Dans un premier temps, l’auteur prend soin de contextualiser la construction des fronts pionniers en identifiant les phases de défrichement des terres dans l’histoire de l’Amazonie. Une première phase, à partir de 1966, débuta avec la construction de la route Transamazonienne sous le gouvernement militaire brésilien. Celle-ci avait pour but de permettre l’occupation des terres du nord afin de légitimer la juridiction du Brésil sur une Amazonie convoitée par la communauté internationale désireuse de la protéger et de gérer l’utilisation de ses ressources. Ces routes ouvrirent la voie aux colons sans terre en partance du sud du pays et du nordeste, aux garimpeiros (orpailleurs) et aux seringueiros (collecteurs de sève d’hévéas, l’arbre à caoutchouc). Une deuxième phase, allant de 1974 à 1978, davantage orientée vers la production agricole d’exportation, favorisa l’installation de grands propriétaires terriens (fazendeiros) se consacrant à l’élevage et à la culture du soja. Ces derniers prirent fréquemment possession des terres défrichées par les premiers colons après un certain temps. Une troisième phase a cours aujourd’hui, essentiellement basée sur la dynamique agriculture/grands travaux d’infrastructures dans la perspective d’intégration économique régionale. Sous le vocable d’IIRSA, l’Initiative d’Intégration de l’Infrastructure Régionale en Amérique du Sud, celle-ci suppose la création de grands corridors routiers et océaniques ayant pour but de relier des villes et des sous-régions de l’intérieur du continent sud-américain au réseau du commerce international. Est associée à cette phase la consolidation de certains titres de propriété visant la reconnaissance des droits d’accès à la terre aux autochtones et le droit d’usufruit des populations locales sur de grandes étendues. C’est dans ce contexte que la consolidation d’un monde rural en arrière des fronts pionniers serait possible. Cependant, le spectre d’une crise agricole plane étant donné la carence éventuelle d’une relève agricole.
Dans un deuxième temps, la méthodologie d’enquête déployée par l’auteur fait état d’une connaissance approfondie de ces dynamiques et des perceptions que les colons ont de la crise agricole, compréhension facilitée par les nombreux extraits de verbatim reproduits. Un échantillon de 86 familles avec un total de plus de 500 enfants a été construit pour les fins de l’enquête, ce qui représente un potentiel d’étude non négligeable. Cependant, la place réservée à l’analyse socioanthropologique semble démesurée par rapport à celle du potentiel biophysique agricole du milieu et à celle des conséquences sur la gestion des communautés locales. En se centrant sur l’échelle des maisonnées, l’auteur semble négliger les autres échelles d’analyse géographique qui auraient permis d’avoir une meilleure idée de la gouvernance territoriale de la région étudiée. En fait, la région est trop peu souvent mentionnée, alors que dans son introduction, l’auteur avait pourtant annoncé une étude de construction de la région des fronts pionniers. La pertinence de la multiplication des verbatims et de l’utilisation de certains sous-thèmes (tel le mariage paysan qui fait l’objet d’un exposé extensif) peut être questionnée alors que certains de ces choix paraissent peu contributoires à l’argumentaire principal qui est la compréhension du rapport à l’espace des sociétés rurales étudiées.

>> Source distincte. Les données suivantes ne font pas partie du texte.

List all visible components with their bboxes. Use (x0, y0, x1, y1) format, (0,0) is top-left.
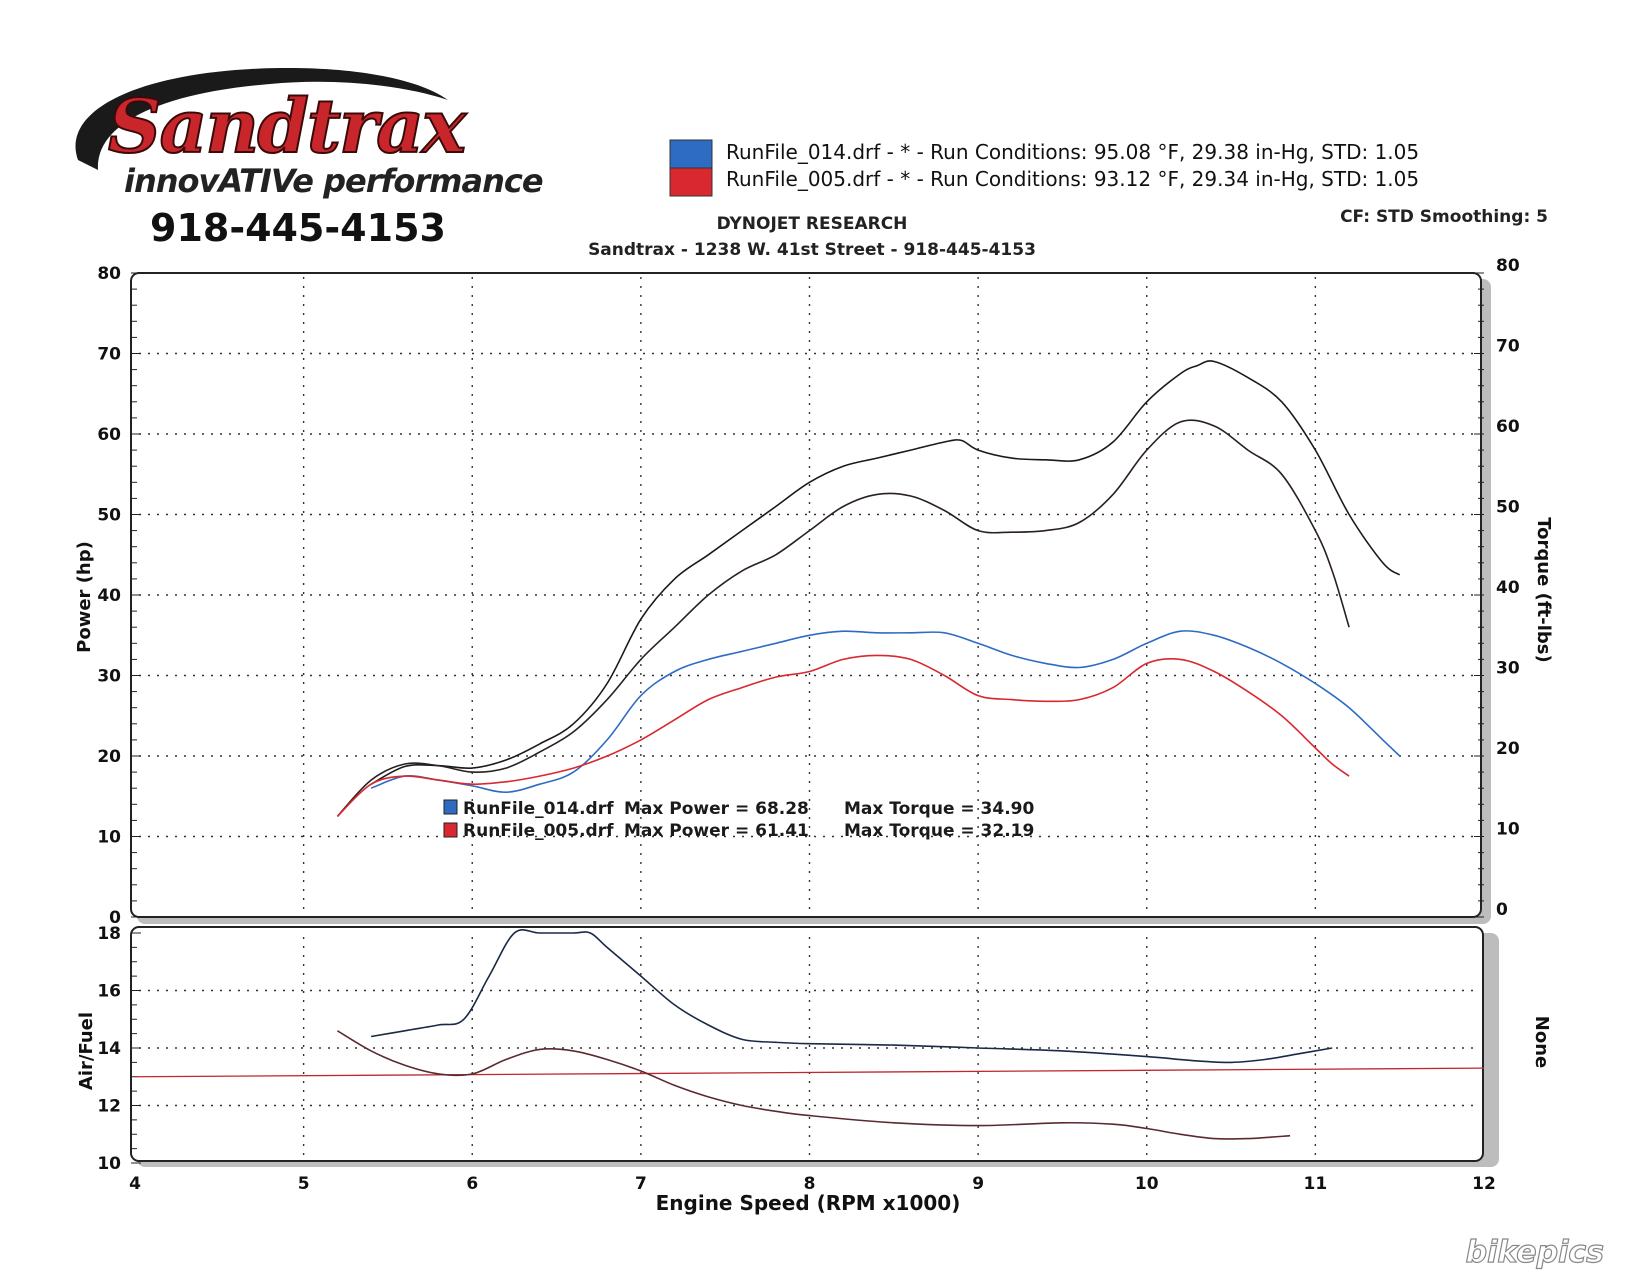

Alors que la présentation des résultats d’enquête et la mise en discours des logiques paysannes sont appréciables, somme toute, il semble que des exemples-types auraient pu être choisis pour illustrer la trajectoire de certains groupes représentatifs. D’ailleurs, l’effort de classification de la relève agricole est apprécié, mais arrive bien tardivement dans l’ouvrage. Quant aux liens sommairement évoqués avec la théorie sociale dans la section de l’interprétation des résultats, le lecteur averti aurait souhaité voir davantage une explication nuancée quant à la construction du sujet social rural et à d’autres concepts qui parsèment, sans plus, les propos de l’auteur.

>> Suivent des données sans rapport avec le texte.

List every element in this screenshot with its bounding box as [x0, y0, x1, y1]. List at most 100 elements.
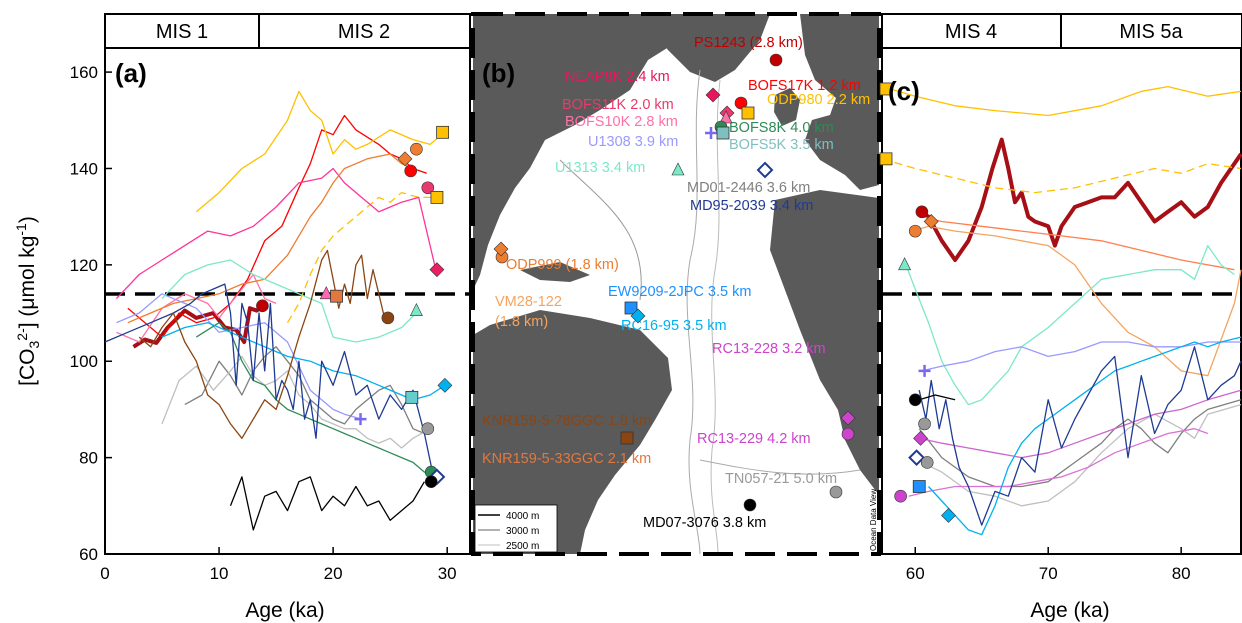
data-marker: [671, 162, 685, 176]
data-marker: [620, 431, 634, 445]
data-marker: [397, 151, 413, 167]
site-label: EW9209-2JPC 3.5 km: [608, 284, 751, 300]
britain-landmass: [774, 88, 800, 126]
site-markers: [493, 53, 856, 512]
data-marker: [923, 214, 939, 229]
data-marker: [918, 364, 931, 377]
y-axis-label: [CO32-] (μmol kg-1): [13, 216, 42, 386]
series-line: [184, 346, 431, 435]
site-label: U1308 3.9 km: [588, 134, 678, 150]
series-line: [919, 394, 956, 401]
data-marker: [894, 489, 907, 503]
data-marker: [908, 393, 922, 407]
ridge-contour: [699, 459, 861, 475]
site-label: BOFS5K 3.5 km: [729, 137, 834, 153]
series-line: [921, 216, 1235, 271]
data-marker: [624, 301, 638, 315]
data-marker: [915, 205, 929, 219]
site-label: VM28-122: [495, 294, 562, 310]
north-america-landmass: [473, 14, 690, 290]
plot-frame-a: [104, 47, 471, 555]
series-line: [127, 114, 427, 338]
data-marker: [719, 110, 733, 124]
data-marker: [840, 410, 856, 426]
data-marker: [769, 53, 783, 67]
data-marker: [908, 224, 922, 238]
x-tick-label: 60: [906, 564, 925, 583]
stage-label: MIS 5a: [1119, 21, 1183, 43]
series-line: [921, 341, 1241, 372]
y-tick-label: 140: [70, 159, 98, 178]
series-line: [161, 322, 446, 401]
site-label: RC13-228 3.2 km: [712, 341, 826, 357]
data-marker: [756, 161, 774, 179]
data-marker: [381, 311, 395, 325]
data-marker: [898, 257, 912, 271]
data-marker: [741, 106, 755, 120]
data-marker: [319, 286, 333, 300]
site-label: RC13-229 4.2 km: [697, 431, 811, 447]
data-marker: [630, 308, 646, 324]
data-marker: [410, 142, 423, 156]
legend-label: 2500 m: [506, 541, 539, 552]
panel-label-a: (a): [115, 58, 147, 88]
plot-area-a: [104, 90, 453, 531]
site-label: PS1243 (2.8 km): [694, 35, 803, 51]
data-marker: [716, 126, 730, 140]
data-marker: [912, 480, 926, 493]
europe-landmass: [800, 14, 879, 190]
ridge-contour: [710, 79, 721, 555]
series-line: [116, 273, 277, 343]
data-marker: [405, 390, 419, 404]
data-marker: [743, 498, 757, 512]
data-marker: [879, 152, 893, 166]
series-line: [229, 476, 425, 531]
panel-label-b: (b): [482, 58, 515, 88]
series-line: [161, 259, 417, 343]
plot-area-c: [879, 82, 1242, 536]
ridge-contour: [686, 69, 701, 555]
series-line: [881, 158, 1242, 194]
data-marker: [354, 413, 367, 426]
series-line: [132, 304, 264, 349]
axis-ticks-c: 60 70 80: [906, 547, 1191, 583]
site-label: BOFS10K 2.8 km: [565, 114, 678, 130]
site-label: NEAP8K 2.4 km: [565, 69, 670, 85]
series-line: [138, 249, 391, 439]
x-tick-label: 10: [210, 564, 229, 583]
site-label: MD07-3076 3.8 km: [643, 515, 766, 531]
stage-bar-a: [104, 13, 471, 49]
panel-label-c: (c): [888, 76, 920, 106]
series-line: [104, 283, 435, 478]
data-marker: [256, 299, 269, 313]
series-line: [928, 336, 1242, 536]
series-line: [905, 244, 1235, 406]
y-tick-label: 100: [70, 352, 98, 371]
data-marker: [705, 127, 717, 139]
site-label: KNR159-5-33GGC 2.1 km: [482, 451, 651, 467]
site-label: RC16-95 3.5 km: [621, 318, 727, 334]
series-line: [127, 153, 414, 324]
series-line: [195, 90, 442, 213]
x-axis-label-a: Age (ka): [245, 599, 324, 622]
series-line: [912, 225, 1242, 377]
series-line: [116, 293, 362, 420]
data-marker: [421, 181, 435, 195]
data-marker: [829, 485, 843, 499]
series-line: [195, 322, 431, 473]
map-panel: (b) PS1243 (2.8 km) NEAP8K 2.4 km BOFS17K …: [471, 12, 881, 556]
data-marker: [330, 289, 343, 303]
stage-label: MIS 2: [338, 21, 390, 43]
series-line: [918, 137, 1242, 262]
y-tick-label: 80: [79, 449, 98, 468]
data-marker: [437, 377, 453, 393]
series-line: [908, 428, 1209, 497]
data-marker: [404, 164, 417, 178]
map-frame: [471, 12, 881, 556]
data-marker: [409, 302, 423, 316]
south-america-landmass: [473, 310, 672, 554]
y-tick-label: 160: [70, 63, 98, 82]
data-marker: [493, 241, 509, 257]
site-label: BOFS11K 2.0 km: [562, 97, 674, 113]
x-tick-label: 30: [438, 564, 457, 583]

Bref, un ouvrage qui, par sa minutie et son détail, permet de connaître les logiques décisionnelles des paysans dans leur quotidien, mais qui omet de dégager leurs significations aux autres échelles territoriales, comme la communauté et la région, et qui ne permet pas d’entrevoir l’avenir de la région étudiée. Par le manque d’attention porté aux spécificités du territoire, cette étude pourrait se dérouler dans n’importe quel autre milieu rural, sur n’importe quel autre front pionnier de la planète. Alors que l’auteur réussit à lever le voile sur ce qui pouvait être perçu comme une homogénéité paysanne, en montrant les différents modes de vie paysans et la modernisation des sujets ruraux, son traitement indifférencié de l’espace provoque l’effet inverse, soit de rendre l’espace du bassin amazonien isomorphe. Ce qui, du fait, ne reflète pas sa complexité.